I ask [FBI Director Robert] Mueller: So far as he is aware, have any attacks on America been disrupted thanks to intelligence obtained through what the administration still calls “enhanced techniques”?

“I’m really reluctant to answer that,” Mueller says. He pauses, looks at an aide, and then says quietly, declining to elaborate: “I don’t believe that has been the case.”
Hmmm. I'll take "torture does not save lives" ftw.

In fact, according to this editorial by a former CIA interrogator, torture may actually be responsible for American deaths:
I learned in Iraq that the No. 1 reason foreign fighters flocked there to fight were the abuses carried out at Abu Ghraib and Guantanamo. Our policy of torture was directly and swiftly recruiting fighters for al-Qaeda in Iraq. The large majority of suicide bombings in Iraq are still carried out by these foreigners. They are also involved in most of the attacks on U.S. and coalition forces in Iraq. It's no exaggeration to say that at least half of our losses and casualties in that country have come at the hands of foreigners who joined the fray because of our program of detainee abuse. The number of U.S. soldiers who have died because of our torture policy will never be definitively known, but it is fair to say that it is close to the number of lives lost on Sept. 11, 2001. How anyone can say that torture keeps Americans safe is beyond me--unless you don't count American soldiers as Americans.
You can believe this or not. But if you want me not to believe it, I need to see a source that is at least as experienced and as knowledgeable as this man about the situation on the ground in Iraq (and neither Bill O'Reilly nor TrAnn Coulter count).

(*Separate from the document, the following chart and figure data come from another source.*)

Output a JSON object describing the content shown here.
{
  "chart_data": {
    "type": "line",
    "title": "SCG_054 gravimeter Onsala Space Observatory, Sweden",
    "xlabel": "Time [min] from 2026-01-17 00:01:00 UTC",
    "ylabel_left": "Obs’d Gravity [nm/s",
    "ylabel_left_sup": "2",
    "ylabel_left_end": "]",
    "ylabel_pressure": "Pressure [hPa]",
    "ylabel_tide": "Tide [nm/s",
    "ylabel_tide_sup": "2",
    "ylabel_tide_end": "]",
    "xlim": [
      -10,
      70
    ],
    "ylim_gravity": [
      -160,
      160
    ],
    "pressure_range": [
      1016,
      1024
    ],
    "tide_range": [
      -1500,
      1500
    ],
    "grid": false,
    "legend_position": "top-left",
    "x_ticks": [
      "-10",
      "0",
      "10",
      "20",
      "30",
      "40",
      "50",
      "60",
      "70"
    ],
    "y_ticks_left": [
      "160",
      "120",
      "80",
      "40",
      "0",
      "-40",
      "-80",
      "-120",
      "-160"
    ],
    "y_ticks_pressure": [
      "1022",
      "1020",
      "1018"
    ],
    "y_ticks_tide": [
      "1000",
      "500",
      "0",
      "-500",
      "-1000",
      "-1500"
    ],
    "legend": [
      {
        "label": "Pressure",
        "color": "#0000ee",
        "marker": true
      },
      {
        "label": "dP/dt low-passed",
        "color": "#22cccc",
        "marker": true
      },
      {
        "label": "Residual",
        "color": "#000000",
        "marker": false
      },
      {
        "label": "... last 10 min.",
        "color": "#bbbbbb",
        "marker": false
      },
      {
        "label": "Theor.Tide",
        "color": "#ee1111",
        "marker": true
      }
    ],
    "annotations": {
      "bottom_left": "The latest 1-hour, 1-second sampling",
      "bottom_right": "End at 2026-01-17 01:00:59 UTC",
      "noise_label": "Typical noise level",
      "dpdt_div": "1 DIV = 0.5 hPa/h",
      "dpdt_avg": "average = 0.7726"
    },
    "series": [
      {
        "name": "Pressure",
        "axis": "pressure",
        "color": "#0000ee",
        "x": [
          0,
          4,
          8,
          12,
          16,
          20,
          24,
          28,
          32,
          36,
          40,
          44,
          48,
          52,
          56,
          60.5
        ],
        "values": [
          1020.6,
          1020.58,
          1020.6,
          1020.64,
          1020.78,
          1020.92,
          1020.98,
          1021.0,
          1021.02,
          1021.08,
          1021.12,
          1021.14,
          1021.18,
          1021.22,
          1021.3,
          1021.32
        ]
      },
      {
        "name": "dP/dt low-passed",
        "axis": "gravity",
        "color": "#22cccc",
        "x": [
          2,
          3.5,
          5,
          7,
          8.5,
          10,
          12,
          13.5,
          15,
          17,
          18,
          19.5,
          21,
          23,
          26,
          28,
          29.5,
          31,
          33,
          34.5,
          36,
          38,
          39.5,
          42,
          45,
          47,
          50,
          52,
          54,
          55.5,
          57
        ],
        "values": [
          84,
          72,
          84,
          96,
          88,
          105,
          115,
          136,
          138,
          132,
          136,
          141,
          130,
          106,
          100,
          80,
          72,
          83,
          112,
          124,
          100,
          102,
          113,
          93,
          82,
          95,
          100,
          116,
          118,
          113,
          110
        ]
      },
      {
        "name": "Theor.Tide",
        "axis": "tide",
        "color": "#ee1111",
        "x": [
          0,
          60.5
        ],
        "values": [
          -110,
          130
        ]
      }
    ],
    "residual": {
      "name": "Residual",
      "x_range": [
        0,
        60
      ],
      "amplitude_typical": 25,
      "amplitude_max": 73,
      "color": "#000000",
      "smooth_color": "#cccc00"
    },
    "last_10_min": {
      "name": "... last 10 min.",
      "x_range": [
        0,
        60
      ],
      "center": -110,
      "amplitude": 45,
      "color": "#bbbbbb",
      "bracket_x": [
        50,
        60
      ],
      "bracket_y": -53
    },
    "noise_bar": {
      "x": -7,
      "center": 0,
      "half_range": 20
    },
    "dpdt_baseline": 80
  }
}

You know what would be so funny if it weren't so sad? The FBI and CIA have known for a long time how to get good information out of detainees. FBI interrogator Jack Cloonan did it (see the Vanity Fair article) with the conspirators in the Kenya and Tanzania US Embassy bombings. The former CIA interrogator mentioned above relates (in his Washington Post editorial and subsequent book) that,
We turned several hard cases, including some foreign fighters, by using our new techniques. A few of them never abandoned the jihadist cause but still gave up critical information. One actually told me, "I thought you would torture me, and when you didn't, I decided that everything I was told about Americans was wrong. That's why I decided to cooperate."
What was this secret method of interrogation?
I taught the members of my unit a new methodology--one based on building rapport with suspects, showing cultural understanding and using good old-fashioned brainpower to tease out information. I personally conducted more than 300 interrogations, and I supervised more than 1,000. The methods my team used are not classified (they're listed in the unclassified Field Manual), but the way we used them was, I like to think, unique. We got to know our enemies, we learned to negotiate with them, and we adapted criminal investigative techniques to our work (something that the Field Manual permits, under the concept of "ruses and trickery"). It worked. Our efforts started a chain of successes that ultimately led to Zarqawi.
I see. Wait--it's almost as if someone had discovered a way to interrogate successfully! Did anyone Cc. Bush?

So why do so many people want to torture detainees? I can't help but think that a very ugly type of vengeance is at work here. Do not think that Fosco is above anger at those who perpetrated 9/11 or those who do/would kill American troops (or civilians). I want those people to get what they deserve. However, I believe that "just deserts" are morally meaningful only when they are just. Vigilante justice is not justice. No matter what Bush et al. claim, it is possible for us to punish evildoers under our system of laws. It might take more work (although it may not), and it will definitely require more restraint. And in calling for this restraint, I am not particularly interested in protecting terrorists; rather, I am interested in protecting our American moral character.